Il semblerait que les siestes brèves de 10 à 30 minutes soient les plus efficaces. Elles sont constituées d’un sommeil lent et léger et ne provoquent pas de somnolence post-réveil. Le cœur ralentit, la respiration aussi. Elle est relaxante et restaure les capacités de vigilance et de concentration.

La sieste longue est un vrai temps de sommeil qui se déroule sur un cycle entier (ou 2) d’une durée de 1h30 (ou 3h). Sommeil lent léger, sommeil profond puis sommeil paradoxal se succèdent. A réserver pour le weekend. Attention, ce type de sieste ne convient pas aux insomniaques car chez ces personnes les heures de sieste ne sont pas récupératrices et viennent en déduction du temps de sommeil de la nuit suivante.

Ses bienfaits :

♦ La sieste compense les effets négatifs du manque de sommeil. 17% des Français de 25 à 45 ans ont une dette de sommeil. Elle améliore de façon immédiate la concentration, le stress, l’humeur, la  fatigue.

♦ Elle a un effet stimulant. En effet, en fin de sieste, l’organisme libère de l’adrénaline qui stimule le rythme cardiaque.

♦ Elle est bénéfique pour le cœur car elle diminue le stress qui est un facteur de risque cardiovasculaire.
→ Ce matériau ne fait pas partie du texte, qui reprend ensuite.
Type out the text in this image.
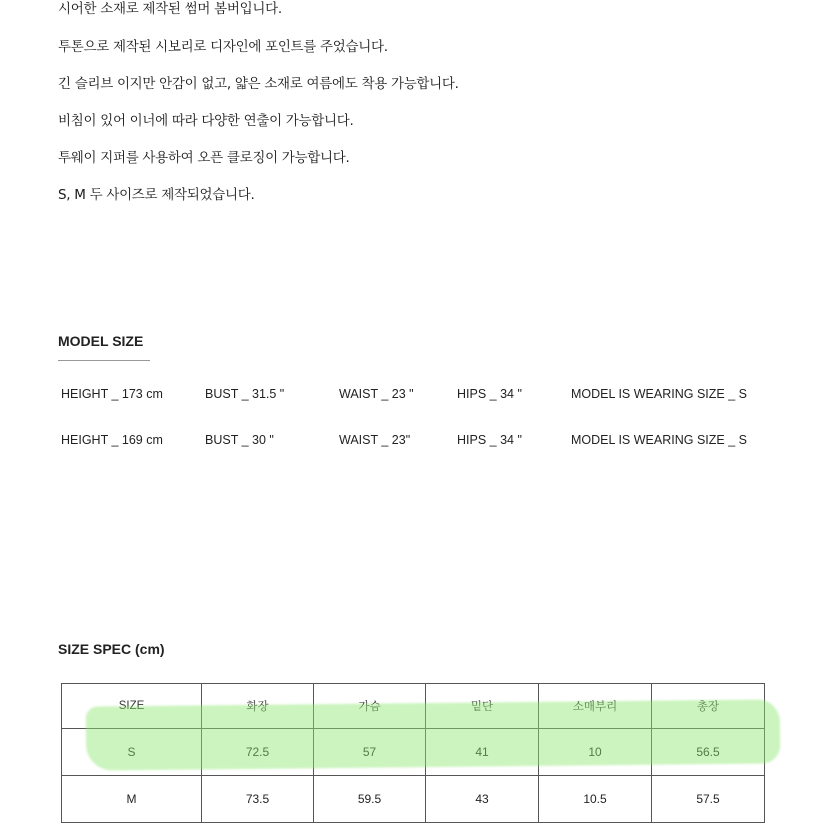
시어한 소재로 제작된 썸머 봄버입니다.
투톤으로 제작된 시보리로 디자인에 포인트를 주었습니다.
긴 슬리브 이지만 안감이 없고, 얇은 소재로 여름에도 착용 가능합니다.
비침이 있어 이너에 따라 다양한 연출이 가능합니다.
투웨이 지퍼를 사용하여 오픈 클로징이 가능합니다.
S, M 두 사이즈로 제작되었습니다.
MODEL SIZE
HEIGHT _ 173 cm	BUST _ 31.5 "	WAIST _ 23 "	HIPS _ 34 "	MODEL IS WEARING SIZE _ S
HEIGHT _ 169 cm	BUST _ 30 "	WAIST _ 23"	HIPS _ 34 "	MODEL IS WEARING SIZE _ S
SIZE SPEC (cm)
SIZE	화장	가슴	밑단	소매부리	총장
S	72.5	57	41	10	56.5
M	73.5	59.5	43	10.5	57.5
♦ Elle permet une meilleure mémorisation (ce qui est vrai aussi pour le sommeil de nuit).

♦ Elle réduit le stress.

♦ Elle favorise la créativité. Pendant la sieste, notre inconscient travaille. Nous laissons libre cours à l’expression et à la projection des images stockées pendant l’éveil.

Quand, comment, où faire la sieste?

Faites la sieste entre 12 et 15 h quand la vigilance baisse naturellement. En début d’après-midi, elle ne perturbe pas le sommeil nocturne.

Utilisez un réveil pour éviter de la prolonger au delà de 30 minutes. Les siestes longues sont à réserver au weekend pour compenser un manque de sommeil.

Allongez-vous ou restez assis si possible adossé. Décroisez les jambes et les bras, fermez les yeux…

La sieste peut se pratiquer partout : dans les transports, le train, à la maison ou même au travail. A vous de convaincre votre employeur.